Au Québec, cet indice chute à 63. Il est d’ailleurs plus bas qu’en 2016 (67). Les transactions se sont élevées à 4,9 milliards $. ll n’y a que les provinces maritimes qui font moins bonne figure, à 60. L’Ontario (92) et l’Alberta sont en tête (90).

«Ce qui est intéressant, c’est d’observer un phénomène qui s’installe. L’économie de seconde main semble prendre de l’ampleur» au pays, remarque Fabien Durif, directeur de l’Observatoire et coauteur de l’étude. Les gens constatent qu’il peut être payant de se départir de ses articles. Les gains moyens réalisés par une personne vendant des biens de seconde main se chiffrent à 1134 $.

Mais M. Durif confirme que le Québec tire de l’arrière, n’arrivant pas à rattraper la tendance bien implantée en Ontario ou dans l’Ouest. Sans pouvoir l’expliquer directement, M. Durif fait valoir que la culture et la tendance des anglophones à être plus généreux envers des œuvres de charité pourraient fournir une partie des réponses.

Autre piste : plusieurs Québécois semblent bouder l’économie de seconde main. L’an dernier, 79 % d’entre eux ont échangé, donné, vendu ou acheté au moins un bien d’occasion.

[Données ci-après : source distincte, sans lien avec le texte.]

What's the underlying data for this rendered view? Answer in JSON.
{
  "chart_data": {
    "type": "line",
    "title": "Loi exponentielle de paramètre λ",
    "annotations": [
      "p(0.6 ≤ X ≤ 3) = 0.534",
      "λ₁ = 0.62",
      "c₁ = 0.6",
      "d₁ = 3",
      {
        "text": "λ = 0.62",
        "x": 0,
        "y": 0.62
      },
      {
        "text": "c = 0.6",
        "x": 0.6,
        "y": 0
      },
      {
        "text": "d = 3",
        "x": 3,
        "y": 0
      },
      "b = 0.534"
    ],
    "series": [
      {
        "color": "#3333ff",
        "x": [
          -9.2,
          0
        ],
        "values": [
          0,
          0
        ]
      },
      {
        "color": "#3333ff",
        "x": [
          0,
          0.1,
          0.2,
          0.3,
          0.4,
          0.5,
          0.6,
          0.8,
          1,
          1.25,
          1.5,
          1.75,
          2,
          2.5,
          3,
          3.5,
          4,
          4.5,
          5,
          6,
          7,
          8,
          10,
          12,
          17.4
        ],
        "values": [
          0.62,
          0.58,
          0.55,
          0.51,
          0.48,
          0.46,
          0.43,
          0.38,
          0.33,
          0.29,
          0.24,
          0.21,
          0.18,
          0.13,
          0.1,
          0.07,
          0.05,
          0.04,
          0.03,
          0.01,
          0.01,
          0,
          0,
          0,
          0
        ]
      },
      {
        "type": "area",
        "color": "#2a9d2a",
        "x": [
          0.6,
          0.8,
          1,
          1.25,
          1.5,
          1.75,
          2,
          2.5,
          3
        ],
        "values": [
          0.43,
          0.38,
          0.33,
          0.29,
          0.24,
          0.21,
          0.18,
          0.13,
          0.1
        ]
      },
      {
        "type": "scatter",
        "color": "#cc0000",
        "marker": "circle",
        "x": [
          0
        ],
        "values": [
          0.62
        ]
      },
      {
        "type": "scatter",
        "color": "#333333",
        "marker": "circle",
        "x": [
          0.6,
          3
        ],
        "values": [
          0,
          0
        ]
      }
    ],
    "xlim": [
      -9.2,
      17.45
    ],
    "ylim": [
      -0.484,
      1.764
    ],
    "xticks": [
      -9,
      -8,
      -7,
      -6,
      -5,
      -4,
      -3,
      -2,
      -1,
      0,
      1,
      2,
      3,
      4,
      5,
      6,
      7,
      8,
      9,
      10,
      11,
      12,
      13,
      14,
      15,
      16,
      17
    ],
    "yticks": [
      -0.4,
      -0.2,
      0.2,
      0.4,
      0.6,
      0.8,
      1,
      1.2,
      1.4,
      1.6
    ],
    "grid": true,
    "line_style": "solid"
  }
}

À l’échelle du pays, c’est plutôt 85 %, comparativement à 82 % en 2016. L’Alberta et la Colombie-Britannique sont les championnes : pratiquement toute la population a participé à l’économie de seconde main (99,7 %).



Super utilisateurs

L’émergence de super utilisateurs, qui peuvent vendre ou acheter plus de 150 articles par année, est aussi beaucoup plus faible au Québec (6,9 %) qu’ailleurs au pays (10 %). Une autre des raisons qui expliquent le décalage. «Il y a vraiment une professionnalisation que l’on voit beaucoup moins dans le cas du Québec», note-t-il. Ces utilisateurs hyperactifs représentent 64 % de la totalité des transactions du marché.

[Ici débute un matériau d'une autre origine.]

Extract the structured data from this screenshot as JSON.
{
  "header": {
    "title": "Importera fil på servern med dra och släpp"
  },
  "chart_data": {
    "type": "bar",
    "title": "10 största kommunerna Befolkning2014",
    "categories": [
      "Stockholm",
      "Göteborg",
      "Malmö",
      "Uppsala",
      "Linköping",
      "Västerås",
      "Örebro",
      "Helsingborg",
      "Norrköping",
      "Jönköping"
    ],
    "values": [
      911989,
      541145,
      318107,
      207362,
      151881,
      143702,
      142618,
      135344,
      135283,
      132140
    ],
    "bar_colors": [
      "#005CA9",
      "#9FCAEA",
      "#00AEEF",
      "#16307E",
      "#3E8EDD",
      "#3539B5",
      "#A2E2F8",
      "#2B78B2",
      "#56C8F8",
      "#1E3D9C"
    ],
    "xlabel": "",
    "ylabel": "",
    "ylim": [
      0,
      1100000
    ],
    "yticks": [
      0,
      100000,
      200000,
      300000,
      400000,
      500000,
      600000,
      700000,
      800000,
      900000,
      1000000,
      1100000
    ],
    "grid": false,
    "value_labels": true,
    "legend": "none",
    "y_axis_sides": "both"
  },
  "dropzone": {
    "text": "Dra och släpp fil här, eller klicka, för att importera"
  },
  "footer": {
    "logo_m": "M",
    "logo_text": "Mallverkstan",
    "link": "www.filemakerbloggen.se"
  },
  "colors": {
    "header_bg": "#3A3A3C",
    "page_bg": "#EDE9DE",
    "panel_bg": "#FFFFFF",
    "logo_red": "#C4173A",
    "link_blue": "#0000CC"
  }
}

Au pays, les catégories de biens qui changent le plus souvent de main sont les mêmes depuis le début de l’étude, il y a quatre ans. Les vêtements, chaussures et accessoires arrivent en tête (32,2 %), suivis des biens de divertissement (16,1 %) et des vêtements et accessoires pour bébé (7,7 %).

Pourquoi décidons-nous d’acheter des biens d’occasion? Pour une raison économique en premier lieu, alors qu’en moyenne les Canadiens ont gardé dans leurs poches quelque 825 $ en choisissant d’éviter d’acheter du neuf. La volonté de faire un choix écologique ou l’attrait de dénicher un objet de valeur à moindre coût viennent ensuite. On cherche toutefois à se départir d’objets en tout premier lieu parce qu’on n’en a plus besoin et pour se désencombrer. Aider les autres et préserver l’environnement suivent, avant l’avantage financier.

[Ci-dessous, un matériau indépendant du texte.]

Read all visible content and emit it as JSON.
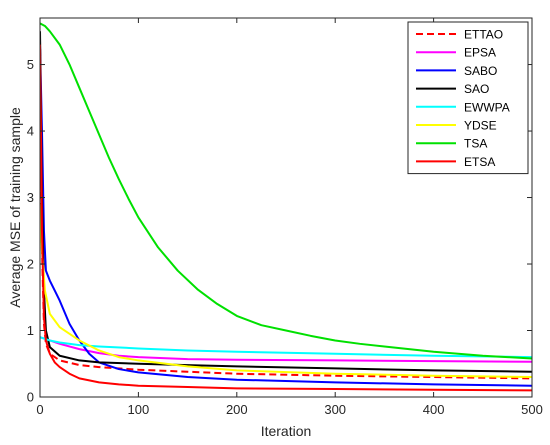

M. Durif remarque aussi que certains contextes sont particulièrement propices à l’économie de seconde main : déménagement, perte d’emplois, naissance d’un enfant, etc.

Contrairement à ce qu’on pourrait penser, les gens ne marchandent pas beaucoup. Trois quarts des acheteurs ont payé le prix demandé par les vendeurs.

Quand il est question de se débarrasser de biens, c’est encore le don qui prime, dans 62 % des cas. Dans la ville de Québec, cette proportion explose pour atteindre 77 %.

Le don ou la vente ont vraiment la cote, plus simple que le troc ou l’échange. M. Durif constate que les plateformes collaboratives, où l’on peut faire des échanges ou des emprunts sont moins populaires ici que dans certains pays d’Europe (Royaume-Uni, France) ou aux États-Unis.